Il prefetto di Roma, Achille Serra (foto), ha auspicato una modifica dell'attuale normativa, sì che venga vietata la prostituzione per strada: sarebbero così evitate le insofferenze nei cittadini.
Dopo la videosorveglianza che, visto quanto viene proposto oggi, pare non sia servita a raggiungere l'obiettivo, continuano le richieste di provvedimenti che se non chiariti per bene corrono il rischio di essere solo tampone, e quindi con la caratteristica di rappresentare un costo per il contribuente e di essere inutili.
Cosa vuol dire «una normativa che vieti la prostituzione per strada»? Che sarebbe consentita altrove? E allora, perché il prefetto Serra non dice le cose in modo preciso, cioè legalizzazione della prostituzione? Cioè norme, diritti e doveri di chi fa il mestiere e di chi usufruisce di questi servizi. E il sottosegretario all'Interno Marcella Lucidi, che ha fatto sapere di voler portare la proposta in Consiglio dei ministri, intende anche lei legalizzarla?
Se non è questo che il prefetto voleva dire, e non sono queste le intenzioni del sottosegretario, ho il timore che, per l'ennesima volta, ci si sarà riempita la bocca di buoni propositi presentati con la mascella dura del tutore dell'ordine e con l'autorevolezza di far parte di un Governo, ma che l'andazzo in materia non subirà alcuna modifica.

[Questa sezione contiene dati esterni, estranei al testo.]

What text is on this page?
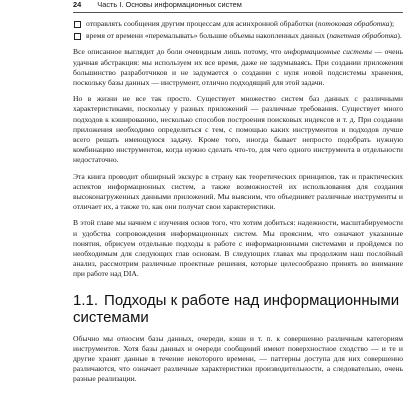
24 Часть I. Основы информационных систем
отправлять сообщения другим процессам для асинхронной обработки (потоковая обработка);
время от времени «перемалывать» большие объемы накопленных данных (пакетная обработка).

Все описанное выглядит до боли очевидным лишь потому, что информационные системы — очень удачная абстракция: мы используем их все время, даже не задумываясь. При создании приложения большинство разработчиков и не задумается о создании с нуля новой подсистемы хранения, поскольку базы данных — инструмент, отлично подходящий для этой задачи.

Но в жизни не все так просто. Существует множество систем баз данных с различными характеристиками, поскольку у разных приложений — различные требования. Существует много подходов к кэшированию, несколько способов построения поисковых индексов и т. д. При создании приложения необходимо определиться с тем, с помощью каких инструментов и подходов лучше всего решать имеющуюся задачу. Кроме того, иногда бывает непросто подобрать нужную комбинацию инструментов, когда нужно сделать что-то, для чего одного инструмента в отдельности недостаточно.

Эта книга проводит обширный экскурс в страну как теоретических принципов, так и практических аспектов информационных систем, а также возможностей их использования для создания высоконагруженных данными приложений. Мы выясним, что объединяет различные инструменты и отличает их, а также то, как они получат свои характеристики.

В этой главе мы начнем с изучения основ того, что хотим добиться: надежности, масштабируемости и удобства сопровождения информационных систем. Мы проясним, что означают указанные понятия, обрисуем отдельные подходы к работе с информационными системами и пройдемся по необходимым для следующих глав основам. В следующих главах мы продолжим наш послойный анализ, рассмотрим различные проектные решения, которые целесообразно принять во внимание при работе над DIA.

1.1. Подходы к работе над информационными системами

Обычно мы относим базы данных, очереди, кэши и т. п. к совершенно различным категориям инструментов. Хотя базы данных и очереди сообщений имеют поверхностное сходство — и те и другие хранят данные в течение некоторого времени, — паттерны доступа для них совершенно различаются, что означает различные характеристики производительности, а следовательно, очень разные реализации.
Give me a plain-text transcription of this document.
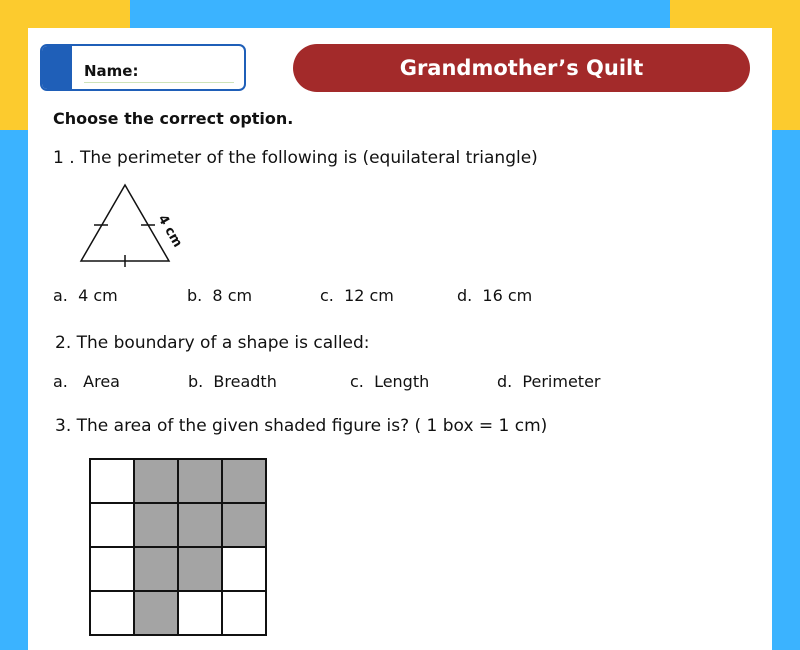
Name:	Grandmother’s Quilt
Choose the correct option.
1 . The perimeter of the following is (equilateral triangle)
4 cm
a. 4 cm	b. 8 cm	c. 12 cm	d. 16 cm
2. The boundary of a shape is called:
a. Area	b. Breadth	c. Length	d. Perimeter
3. The area of the given shaded figure is? ( 1 box = 1 cm)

Se si continuerà ad affrontare la prostituzione solo in termini di ordine pubblico e quindi con la repressione, si continuerà a prendere iniziative nel solco di tutte quelle che sono state prese fino ad oggi da quando l'adescamento e' diventato prima reato (legge Merlin del 1958) e poi illecito amministrativo (dlgs 507/1999), ma che comunque non ha impedito che il sesso a pagamento costituisse uno dei maggiori business, insieme alle droghe illegali, della malavita organizzata.